Let's normalize the football field to total "yardage" $1$, and suppose Player A has a distance $x$ to the endzone. If they kick the ball a random distance $k$, they will win with certainty if $k\ge x$ and with probability $1-P(1-x+k)$ if $k\lt x$, where $P(1-x+k)$ represents the probability that Player B wins if the ball lands short of the endzone, setting up B's attempt from a distance $1-x+k$ to the opposite endzone. Thus

$$P(x)=1-x+\int_0^{1-x}(1-P(1-x+k))dk=1-\int_0^{1-x}P(1-x+k)dk=1-\int_{1-x}^1P(u)du$$

It follows that $P'(x)=-P(1-x)$, hence

$$P''(x)=P'(1-x)=-P(x)$$

which means $P(x)=A\cos x+B\sin x$ for some coefficients $A$ and $B$. Now $P(0)=1$ (i.e., Player A is guaranteed a win when there's no distance to kick). Thus $A=1$, so it remains to find $B$. The equation

$$-\sin x+B\cos x=P'(x)=-P(1-x)=-(\cos(1-x)+B\sin(1-x))$$

which holds for all $x$, tells us, on setting $x=0$, that

$$B=-\cos1-B\sin1$$

so $B=-\cos1/(1+\sin1)$ and thus

$$P(x)=\cos x-{\cos1\over1+\sin1}\sin x={\cos x+\sin(1-x)\over1+\sin1}$$

Plugging in $x=1/2$ gives the aforementioned result.

Remark (added later): I really was surprised at the form of the answer; I can't recall ever seeing the sine and cosine of $1$ (and $1/2$) arise so naturally in a probability setting before. Incidentally, if you want to know where Player A should start from so that $P(x)=1/2$, the answer turns out to correspond to

$$\cos x={1+\sin1+\sqrt{(1-\sin1)(7-\sin1)}\over4}\approx0.707388183$$

or $x=\arccos(0.707388183)\approx0.785000122$. That is, to make the contest fair, Player A should make the first kick from ever so slightly inside their own twenty-two-and-a-half yard line.

Answer 2

For any $0\le x\le 1$, let

• $A(x)$ be the probability A wins when it is A's turn, and the ball is $100x$ units from $A$'s goal.
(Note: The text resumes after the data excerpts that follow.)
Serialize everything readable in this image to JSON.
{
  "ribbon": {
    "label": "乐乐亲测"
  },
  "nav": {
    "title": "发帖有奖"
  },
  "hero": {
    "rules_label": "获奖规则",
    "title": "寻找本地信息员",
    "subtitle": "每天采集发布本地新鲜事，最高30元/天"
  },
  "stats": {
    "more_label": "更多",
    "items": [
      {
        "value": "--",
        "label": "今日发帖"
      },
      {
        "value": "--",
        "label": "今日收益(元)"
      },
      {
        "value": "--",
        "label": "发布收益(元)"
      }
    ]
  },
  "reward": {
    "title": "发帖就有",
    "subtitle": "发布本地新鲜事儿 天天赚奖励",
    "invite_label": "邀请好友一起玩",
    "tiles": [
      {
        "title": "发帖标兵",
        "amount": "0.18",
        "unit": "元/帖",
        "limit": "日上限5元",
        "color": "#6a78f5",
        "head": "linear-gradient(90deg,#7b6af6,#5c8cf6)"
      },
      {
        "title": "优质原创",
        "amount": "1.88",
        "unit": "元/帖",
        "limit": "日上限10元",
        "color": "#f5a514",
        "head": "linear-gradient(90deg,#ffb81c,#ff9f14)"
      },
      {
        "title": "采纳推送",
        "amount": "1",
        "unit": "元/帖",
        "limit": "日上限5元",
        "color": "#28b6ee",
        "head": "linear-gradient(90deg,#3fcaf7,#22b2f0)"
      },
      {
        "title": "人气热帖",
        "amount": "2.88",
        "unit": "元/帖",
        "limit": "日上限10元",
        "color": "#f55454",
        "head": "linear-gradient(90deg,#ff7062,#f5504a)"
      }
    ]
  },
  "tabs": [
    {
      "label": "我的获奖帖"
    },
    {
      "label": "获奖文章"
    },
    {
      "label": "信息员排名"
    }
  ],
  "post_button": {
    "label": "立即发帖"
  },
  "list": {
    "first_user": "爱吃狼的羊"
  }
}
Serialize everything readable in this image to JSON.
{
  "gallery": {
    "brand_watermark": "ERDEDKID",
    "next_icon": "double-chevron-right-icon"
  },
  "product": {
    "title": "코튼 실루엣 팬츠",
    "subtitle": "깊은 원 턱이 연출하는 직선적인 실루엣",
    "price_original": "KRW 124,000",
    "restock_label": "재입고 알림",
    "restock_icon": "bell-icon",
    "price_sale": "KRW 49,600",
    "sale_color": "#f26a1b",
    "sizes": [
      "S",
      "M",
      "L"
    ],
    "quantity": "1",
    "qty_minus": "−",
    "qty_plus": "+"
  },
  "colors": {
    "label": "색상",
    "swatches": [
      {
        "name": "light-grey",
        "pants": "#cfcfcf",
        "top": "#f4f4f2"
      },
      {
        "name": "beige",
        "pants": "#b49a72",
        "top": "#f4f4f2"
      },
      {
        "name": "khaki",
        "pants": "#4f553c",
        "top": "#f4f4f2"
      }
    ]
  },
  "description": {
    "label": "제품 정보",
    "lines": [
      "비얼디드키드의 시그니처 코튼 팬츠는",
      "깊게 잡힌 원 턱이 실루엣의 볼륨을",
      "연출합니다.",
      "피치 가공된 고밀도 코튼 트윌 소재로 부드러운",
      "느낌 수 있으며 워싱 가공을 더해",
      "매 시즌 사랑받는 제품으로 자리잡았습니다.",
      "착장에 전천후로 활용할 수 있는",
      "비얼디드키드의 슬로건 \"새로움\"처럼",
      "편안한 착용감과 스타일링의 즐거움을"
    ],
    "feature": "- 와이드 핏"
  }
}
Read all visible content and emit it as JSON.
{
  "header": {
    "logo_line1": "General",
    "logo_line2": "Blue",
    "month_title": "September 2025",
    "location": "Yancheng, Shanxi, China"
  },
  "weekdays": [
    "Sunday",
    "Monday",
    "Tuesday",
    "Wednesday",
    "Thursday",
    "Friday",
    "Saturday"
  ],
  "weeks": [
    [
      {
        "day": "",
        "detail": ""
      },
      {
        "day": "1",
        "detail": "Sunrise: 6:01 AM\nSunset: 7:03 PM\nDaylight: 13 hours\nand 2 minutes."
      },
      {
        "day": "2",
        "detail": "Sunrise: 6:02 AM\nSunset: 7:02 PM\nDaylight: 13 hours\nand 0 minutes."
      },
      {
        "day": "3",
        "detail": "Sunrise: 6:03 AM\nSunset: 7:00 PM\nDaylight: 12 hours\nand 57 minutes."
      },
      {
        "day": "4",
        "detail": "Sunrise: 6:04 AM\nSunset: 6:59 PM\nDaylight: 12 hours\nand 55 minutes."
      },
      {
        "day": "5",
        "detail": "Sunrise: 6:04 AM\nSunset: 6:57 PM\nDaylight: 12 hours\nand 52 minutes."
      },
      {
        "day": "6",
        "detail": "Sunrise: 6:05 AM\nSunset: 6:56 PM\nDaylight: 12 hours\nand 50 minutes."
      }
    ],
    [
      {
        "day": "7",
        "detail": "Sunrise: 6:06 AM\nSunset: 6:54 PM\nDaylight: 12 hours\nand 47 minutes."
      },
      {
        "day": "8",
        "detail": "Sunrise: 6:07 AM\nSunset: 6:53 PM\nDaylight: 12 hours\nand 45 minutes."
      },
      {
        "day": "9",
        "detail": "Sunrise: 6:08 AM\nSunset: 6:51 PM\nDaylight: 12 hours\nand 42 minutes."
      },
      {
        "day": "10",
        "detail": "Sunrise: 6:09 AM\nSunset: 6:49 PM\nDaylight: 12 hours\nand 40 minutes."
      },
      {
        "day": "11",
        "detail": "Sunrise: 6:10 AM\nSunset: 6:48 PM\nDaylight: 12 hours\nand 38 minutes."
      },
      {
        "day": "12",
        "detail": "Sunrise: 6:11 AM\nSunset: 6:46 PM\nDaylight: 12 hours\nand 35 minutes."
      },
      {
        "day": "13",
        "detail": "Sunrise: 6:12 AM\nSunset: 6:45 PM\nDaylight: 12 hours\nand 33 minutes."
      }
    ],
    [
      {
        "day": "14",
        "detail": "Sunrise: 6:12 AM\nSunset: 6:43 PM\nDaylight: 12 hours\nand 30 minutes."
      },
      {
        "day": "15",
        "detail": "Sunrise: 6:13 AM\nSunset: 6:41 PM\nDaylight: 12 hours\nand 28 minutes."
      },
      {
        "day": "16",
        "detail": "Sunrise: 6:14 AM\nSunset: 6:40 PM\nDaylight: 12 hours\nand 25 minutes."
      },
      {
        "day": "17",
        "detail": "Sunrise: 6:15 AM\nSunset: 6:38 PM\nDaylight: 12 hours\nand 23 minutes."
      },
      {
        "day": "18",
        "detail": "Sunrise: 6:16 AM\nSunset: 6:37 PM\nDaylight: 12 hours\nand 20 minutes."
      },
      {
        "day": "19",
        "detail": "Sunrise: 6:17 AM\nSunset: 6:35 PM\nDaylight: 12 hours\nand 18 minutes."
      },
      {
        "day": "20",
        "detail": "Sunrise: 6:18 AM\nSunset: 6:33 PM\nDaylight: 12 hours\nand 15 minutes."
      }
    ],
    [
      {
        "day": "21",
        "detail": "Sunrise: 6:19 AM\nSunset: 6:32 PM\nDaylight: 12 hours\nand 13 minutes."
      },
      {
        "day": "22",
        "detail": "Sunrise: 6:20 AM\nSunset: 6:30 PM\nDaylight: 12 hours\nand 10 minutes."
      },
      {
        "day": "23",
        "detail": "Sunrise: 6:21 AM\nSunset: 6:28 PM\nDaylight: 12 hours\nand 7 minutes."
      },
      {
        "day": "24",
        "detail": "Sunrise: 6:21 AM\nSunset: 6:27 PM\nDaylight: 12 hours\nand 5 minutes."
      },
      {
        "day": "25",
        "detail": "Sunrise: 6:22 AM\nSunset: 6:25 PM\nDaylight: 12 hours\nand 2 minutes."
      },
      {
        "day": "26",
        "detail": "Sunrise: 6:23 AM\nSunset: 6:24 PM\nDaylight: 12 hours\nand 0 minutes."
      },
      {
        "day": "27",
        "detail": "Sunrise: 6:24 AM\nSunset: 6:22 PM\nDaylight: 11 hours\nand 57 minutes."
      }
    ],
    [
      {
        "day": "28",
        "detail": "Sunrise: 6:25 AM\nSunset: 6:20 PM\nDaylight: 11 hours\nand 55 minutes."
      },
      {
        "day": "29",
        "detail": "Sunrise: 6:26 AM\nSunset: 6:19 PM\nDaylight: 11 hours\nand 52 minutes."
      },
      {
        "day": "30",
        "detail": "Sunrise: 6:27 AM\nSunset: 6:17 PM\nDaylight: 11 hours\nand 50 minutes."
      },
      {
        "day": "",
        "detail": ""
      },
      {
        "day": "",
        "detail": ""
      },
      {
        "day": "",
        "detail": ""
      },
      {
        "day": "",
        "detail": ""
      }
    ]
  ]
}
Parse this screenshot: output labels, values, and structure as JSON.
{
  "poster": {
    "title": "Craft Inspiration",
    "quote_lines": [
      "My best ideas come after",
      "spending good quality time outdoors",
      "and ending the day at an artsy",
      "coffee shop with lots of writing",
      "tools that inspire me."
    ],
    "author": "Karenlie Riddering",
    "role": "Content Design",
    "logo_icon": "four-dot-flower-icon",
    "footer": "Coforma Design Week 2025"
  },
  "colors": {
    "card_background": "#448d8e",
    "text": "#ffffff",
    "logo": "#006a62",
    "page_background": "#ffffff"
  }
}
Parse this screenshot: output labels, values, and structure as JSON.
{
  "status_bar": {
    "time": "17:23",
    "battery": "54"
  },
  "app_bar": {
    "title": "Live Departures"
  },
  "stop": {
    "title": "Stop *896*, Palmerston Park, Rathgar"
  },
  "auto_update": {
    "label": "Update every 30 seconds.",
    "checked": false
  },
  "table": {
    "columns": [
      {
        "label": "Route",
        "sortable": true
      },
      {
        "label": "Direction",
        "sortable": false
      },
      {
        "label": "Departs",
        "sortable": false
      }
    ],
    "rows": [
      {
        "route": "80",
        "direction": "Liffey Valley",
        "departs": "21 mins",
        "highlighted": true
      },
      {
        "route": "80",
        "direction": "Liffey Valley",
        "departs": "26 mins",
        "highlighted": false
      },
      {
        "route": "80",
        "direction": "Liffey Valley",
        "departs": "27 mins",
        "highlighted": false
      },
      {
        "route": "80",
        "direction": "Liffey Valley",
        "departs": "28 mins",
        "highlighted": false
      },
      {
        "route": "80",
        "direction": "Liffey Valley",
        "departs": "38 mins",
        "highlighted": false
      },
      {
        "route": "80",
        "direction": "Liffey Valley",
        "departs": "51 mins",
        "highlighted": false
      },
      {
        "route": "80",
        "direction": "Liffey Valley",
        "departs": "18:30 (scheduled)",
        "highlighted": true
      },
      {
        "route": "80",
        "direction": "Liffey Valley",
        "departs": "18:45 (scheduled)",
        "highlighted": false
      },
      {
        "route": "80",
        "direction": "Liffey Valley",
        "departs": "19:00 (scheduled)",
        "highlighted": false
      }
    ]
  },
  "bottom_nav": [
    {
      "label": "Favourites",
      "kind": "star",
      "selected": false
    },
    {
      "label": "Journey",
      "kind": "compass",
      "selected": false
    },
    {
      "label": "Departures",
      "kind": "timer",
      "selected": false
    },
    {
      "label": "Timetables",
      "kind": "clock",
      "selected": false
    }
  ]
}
• $B(x)$ be the probability A wins when it is B's turn, and the ball is $100x$ units from $A$'s goal.

You want $A(\frac12)$. We then have that $$ A(x) = x + \int_x^{1} B(t)\,dt,\qquad A(1)=1\\ B(x) = \int_0^x A(t)\,dt\qquad\;\qquad B(0) = 0 $$ If we take $\frac{d}{dx}$ of both equations, you get $$ A'(x) = 1 - B(x),\\ B'(x) = A(x)\;\;\;\;\;\;\; $$ The general solution to that system of differential equations is $$ A(x) = c_1\cos x-c_2\sin x\;\;\;\;\;\;\\ B(x) = c_1 \sin x + c_2 \cos x + 1 $$ The initial conditions $A(1)=1$, $B(0)=0$ then imply $c_1=\frac{1-\sin 1}{\cos 1}$ and $c_2=-1$, which means that $$ A(\tfrac12) = \frac{1-\sin 1}{\cos 1}\cdot \cos \tfrac12 + \sin \tfrac12\approx 0.736915 $$